CAMixerSR: Only Details Need More "Attention"
Yan Wang, Yi Liu, Shijie Zhao, Junlin Li, Li Zhang
TL;DR
This work addresses the challenge of high-quality SR on very large images by unifying two dominant strategies: content-aware routing and advanced token mixers. It introduces CAMixer, a content-aware mixer that uses a predictor to allocate computation between convolution and deformable window-attention, guided by offsets $\Delta p$, a mixer mask $m$, and spatial/channel attentions, with a global classification loss to sharpen partitioning. Stacking CAMixers yields CAMixerSR, which delivers state-of-the-art quality-efficiency trade-offs across large-image SR, lightweight SR, and omnidirectional SR, outperforming several baselines while using fewer computations. The approach demonstrates practical impact for high-resolution SR and shows potential for integration with existing acceleration frameworks to further optimize performance and efficiency.
Abstract
To satisfy the rapidly increasing demands on the large image (2K-8K) super-resolution (SR), prevailing methods follow two independent tracks: 1) accelerate existing networks by content-aware routing, and 2) design better super-resolution networks via token mixer refining. Despite directness, they encounter unavoidable defects (e.g., inflexible route or non-discriminative processing) limiting further improvements of quality-complexity trade-off.
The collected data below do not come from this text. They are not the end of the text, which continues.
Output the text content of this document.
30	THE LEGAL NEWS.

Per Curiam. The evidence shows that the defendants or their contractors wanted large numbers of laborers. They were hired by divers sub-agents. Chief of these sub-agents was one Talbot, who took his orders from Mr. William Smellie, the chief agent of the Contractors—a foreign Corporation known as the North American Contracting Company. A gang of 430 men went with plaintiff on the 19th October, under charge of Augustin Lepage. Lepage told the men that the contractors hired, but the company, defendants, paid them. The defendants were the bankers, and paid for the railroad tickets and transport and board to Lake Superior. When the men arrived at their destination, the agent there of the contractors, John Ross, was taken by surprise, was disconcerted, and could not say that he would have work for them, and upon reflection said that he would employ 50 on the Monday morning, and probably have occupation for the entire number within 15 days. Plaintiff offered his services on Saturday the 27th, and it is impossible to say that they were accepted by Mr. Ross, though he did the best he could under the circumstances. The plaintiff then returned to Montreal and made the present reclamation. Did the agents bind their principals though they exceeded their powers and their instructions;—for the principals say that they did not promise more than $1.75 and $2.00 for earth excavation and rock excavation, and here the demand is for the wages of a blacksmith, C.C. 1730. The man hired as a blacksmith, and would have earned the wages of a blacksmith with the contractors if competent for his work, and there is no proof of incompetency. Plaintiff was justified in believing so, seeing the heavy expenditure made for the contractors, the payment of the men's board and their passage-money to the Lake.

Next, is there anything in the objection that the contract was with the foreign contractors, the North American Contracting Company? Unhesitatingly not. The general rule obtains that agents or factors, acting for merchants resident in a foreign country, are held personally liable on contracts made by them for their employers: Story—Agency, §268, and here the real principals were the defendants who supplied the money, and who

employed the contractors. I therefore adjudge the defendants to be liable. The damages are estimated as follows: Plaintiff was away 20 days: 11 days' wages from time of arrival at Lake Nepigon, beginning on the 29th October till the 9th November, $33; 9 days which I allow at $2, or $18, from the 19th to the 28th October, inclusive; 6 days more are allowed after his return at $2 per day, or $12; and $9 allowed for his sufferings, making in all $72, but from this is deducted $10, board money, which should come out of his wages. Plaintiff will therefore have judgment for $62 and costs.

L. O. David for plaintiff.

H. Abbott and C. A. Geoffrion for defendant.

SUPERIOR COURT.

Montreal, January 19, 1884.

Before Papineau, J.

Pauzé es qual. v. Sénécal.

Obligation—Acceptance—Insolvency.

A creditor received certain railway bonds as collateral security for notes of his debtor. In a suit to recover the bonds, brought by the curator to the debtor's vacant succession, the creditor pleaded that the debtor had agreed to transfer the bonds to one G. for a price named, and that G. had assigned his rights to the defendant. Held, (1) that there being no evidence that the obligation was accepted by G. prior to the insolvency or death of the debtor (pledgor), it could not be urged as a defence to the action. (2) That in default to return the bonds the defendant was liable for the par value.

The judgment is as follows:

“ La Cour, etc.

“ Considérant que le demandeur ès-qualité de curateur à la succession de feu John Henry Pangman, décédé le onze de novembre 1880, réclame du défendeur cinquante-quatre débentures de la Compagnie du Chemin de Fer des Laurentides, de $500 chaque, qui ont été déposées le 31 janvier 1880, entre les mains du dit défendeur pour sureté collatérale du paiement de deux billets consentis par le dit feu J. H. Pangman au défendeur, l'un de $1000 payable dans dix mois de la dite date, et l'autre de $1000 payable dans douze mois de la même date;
To erase the drawbacks, we integrate these schemes by proposing a content-aware mixer (CAMixer), which assigns convolution for simple contexts and additional deformable window-attention for sparse textures. Specifically, the CAMixer uses a learnable predictor to generate multiple bootstraps, including offsets for windows warping, a mask for classifying windows, and convolutional attentions for endowing convolution with the dynamic property, which modulates attention to include more useful textures self-adaptively and improves the representation capability of convolution. We further introduce a global classification loss to improve the accuracy of predictors. By simply stacking CAMixers, we obtain CAMixerSR which achieves superior performance on large-image SR, lightweight SR, and omnidirectional-image SR.